Some limitations should be acknowledged. Although we took care in the placement of motion capture markers and in the acquisition of static ultrasound images, we cannot rule out that small errors may have been introduced by marker misplacement and skin movement artefact (Peters et al. 2010), or by alignment and pixelation errors (Goldstein 2000) impacting the correction of motion capture markers. However, this method has previously been shown to have good reliability (Harkness-Armstrong et al. 2020). We also used the trans-malleolar axis to define the ankle joint axis of rotation, whereas the true ankle axis operates around the talo-crural joint and varies in orientation across its range of motion (Barnett and Napier 1952; Lundberg et al. 1989). A functional joint calibration may have provided closer estimates to the true ankle joint axis of rotation (Wade et al. 2019), however this was not feasible for children who ITW. Finally, the sample size of children who ITW in this study may appear small, and this reflects a small population of children from which to recruit. Children who truly bilaterally ITW with no known or suspected cause/condition (CP, autism spectrum disorder, etc.), and whom have not undergone any recent clinical intervention (botulinum toxin-A in the 6 months prior and casting/surgery in the 2 years prior to the study) are few in number. Previous work has also suggested that there may be up to three different classifications of children who ITW (Alvarez 2007). Whilst our sample did include children with good variability in age, stature, mass and equinus severity, each classification of idiopathic toe-walking may not be “well” represented. Therefore, although we still detected statistically significant and clinically meaningful differences between the groups that are biomechanically sound, and thus can have confidence in these novel findings, confirmatory and long-term developmental studies using this method are required.
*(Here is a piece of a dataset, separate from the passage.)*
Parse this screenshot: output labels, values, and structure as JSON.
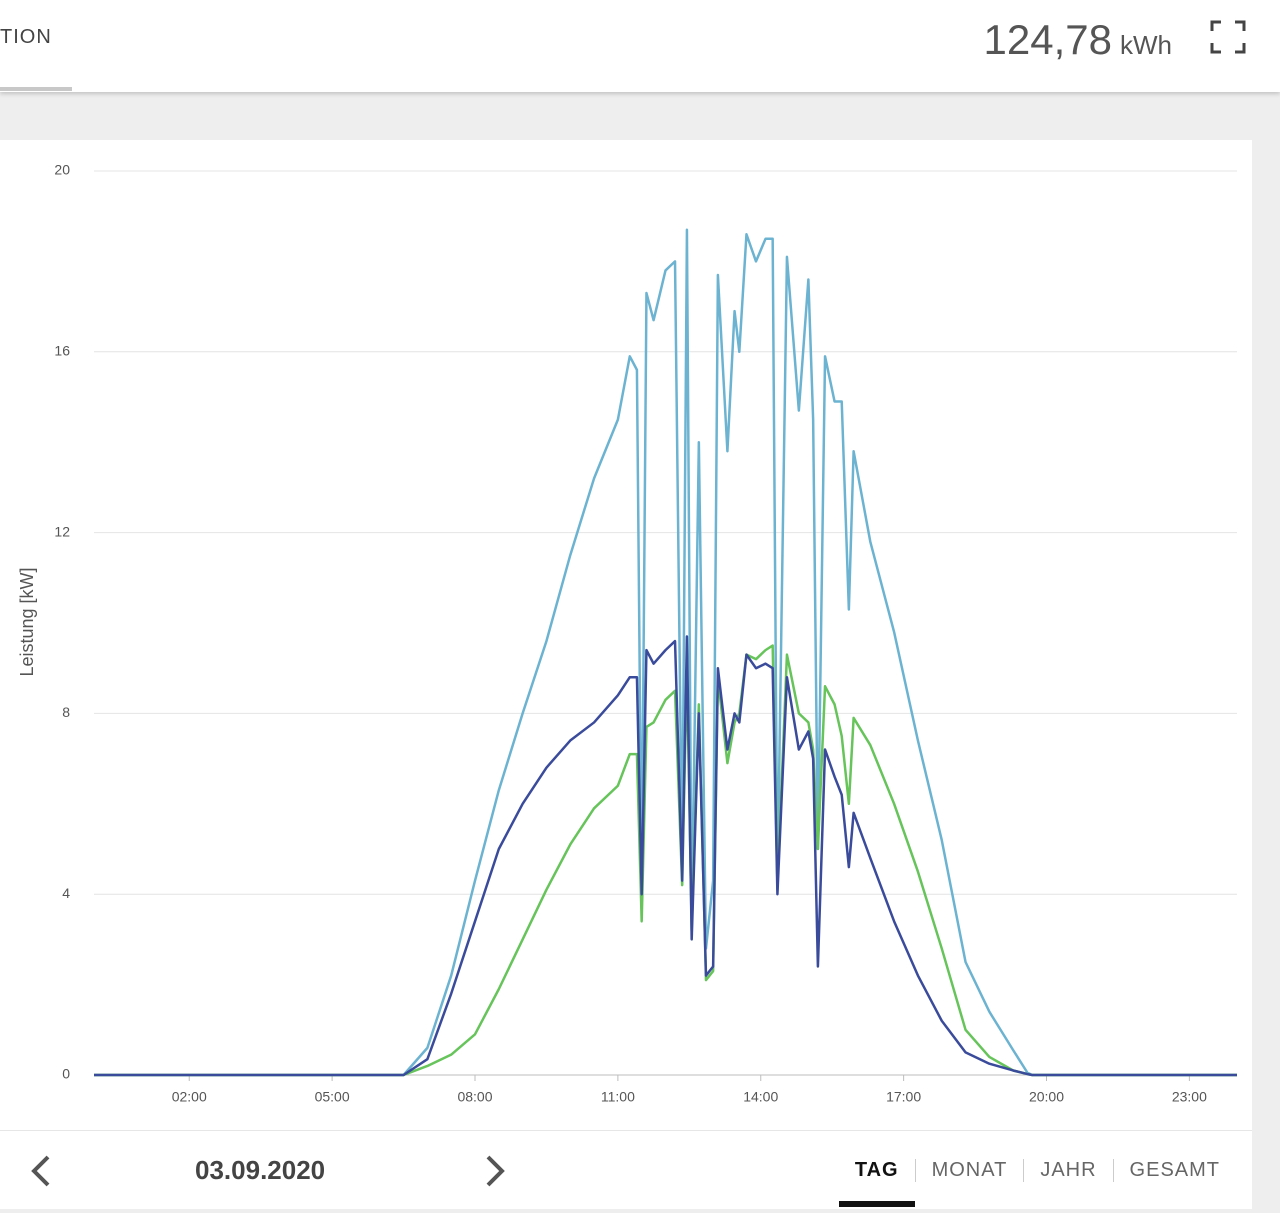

To conclude, we have shown that children who ITW do not present with alterations in the Achilles tendon moment arm length during gait. Thus, plantarflexor EMA is greater in children who ITW than TD children, due to a reduced GRF moment arm length. Consequently, children who ITW required 30% less estimated plantarflexor muscle force for propulsion. However, it is unlikely that equinus is a strategy to purposely reduce the muscle force requirements of gait, as underlying weakness does not present in these children who ITW. Further work should quantify the plantarflexor EMA pre and post clinical intervention, to assess alterations in this leverage and the resultant impact on muscle function.